The greatswords may be a questionable unit, but I can see buying two battallions. That gives you sixty State Troops, twenty Greatswords, and sixteen Knights-- which is a solid core to a State Troops army (which, in my opinion, has always been the best kind of Empire Army.) I actually prefer this mix in the battallion, since you do get enough State Troops to make it reasonable to buy more than one. The other battallions come with 20 state troops, and assorted other stuff, but ultimately, it's just one unit of State Troops.


----------



## Ascendant Valor (Jan 3, 2009)

I'm definitely with SoH on this one. It's vital for Empire players to be able to quickly field at least one large unit of State Troops (probably Swordsmen!). That way, they can create a respectable back-bone to their army.

Granted, a cannon or mortar is vital to Empire players, having those Knights and all those troops is nice. The other loss is the Pistoliers/Outriders unit. Those guys were mean!

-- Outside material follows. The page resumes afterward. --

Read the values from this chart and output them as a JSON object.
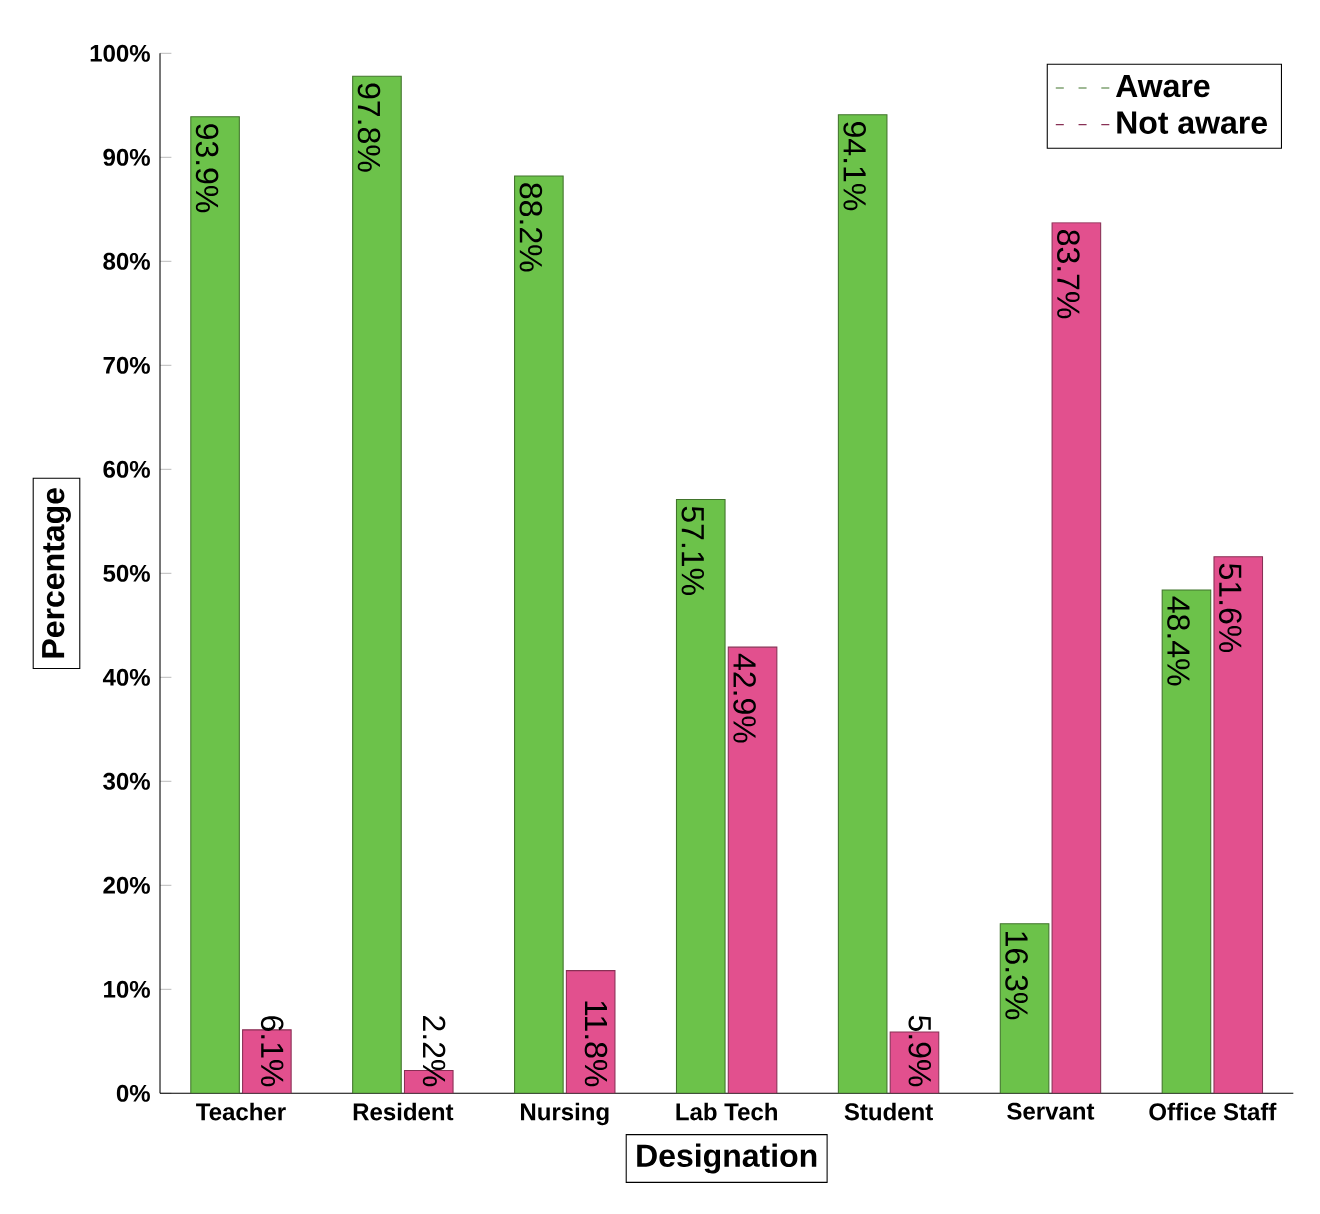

Now, what I see a problem with is the price. However, if us hobbyists are still in the market we will still likely buy it. It'd be nice, though, to be able to buy more for our bucks, but I can't complain too much. Not like this hobby was ever too affordable.


----------



## squeek (Jun 8, 2008)

I definitely agree that more State Troopers is a good thing, but I don't personally see much point in having 20 Greatswords. It just seems far too many of what is generally perceived to be a sub-par unit (in my experience). I think for 60 quid it needs to be perfect to build an army from, particularly if I were going to double up. The Greatswords and lack of cannons and outriders makes that a non-starter for me.


----------



## Ascendant Valor (Jan 3, 2009)

Well, of the Empire units, Greatswords do hit hard. Just not that often...


----------



## neilbatte (Jan 2, 2008)

If I could choose any of the units to drop it would have been the knights.
The added infantry have there place even the greatswords to a degree but any serious Empire collector I know already has more than enough knights.


----------



## HorusReborn (Nov 19, 2008)

I think it's not reflective of the Empire army! There is no price on the US site, so I don't know how much it's going to run over here, but to push their great swords in lieu of other things is ridiculous! Though a good solid chunk of state troops is nice. I think it's a good addition to a built up army already... though 8 knights is stupid! I'd rather they make the boxes like the chaos knights or cold one knights. The days of 4 to a rank are done, why do they continue to sell them like that?!? As a side note, it's not something I'm going to buy! The great swords are a turn off for me!


----------



## karlhunt (Mar 24, 2009)

I still can't believe that they are charging MORE for 10 plastic greatswords than they were for 10 pewter ones! That aside, I think it's great that they finally made an empire box that doesn't include a cannon. I have 15 of them already why the hell would I want another? I agree that 8 knights is rather stupid. IMHO this is what the box should have included.

2x 10 state troops
1x 5 knights (New models!)
1x 5 pistolier/outrider
1x 10 greatswords (come on, they always showcase their new models in a batallion)
1x 10 free company (they have enough bits to make crossbowmen, archers even troops with blunderbuss, much more versatile!)


----------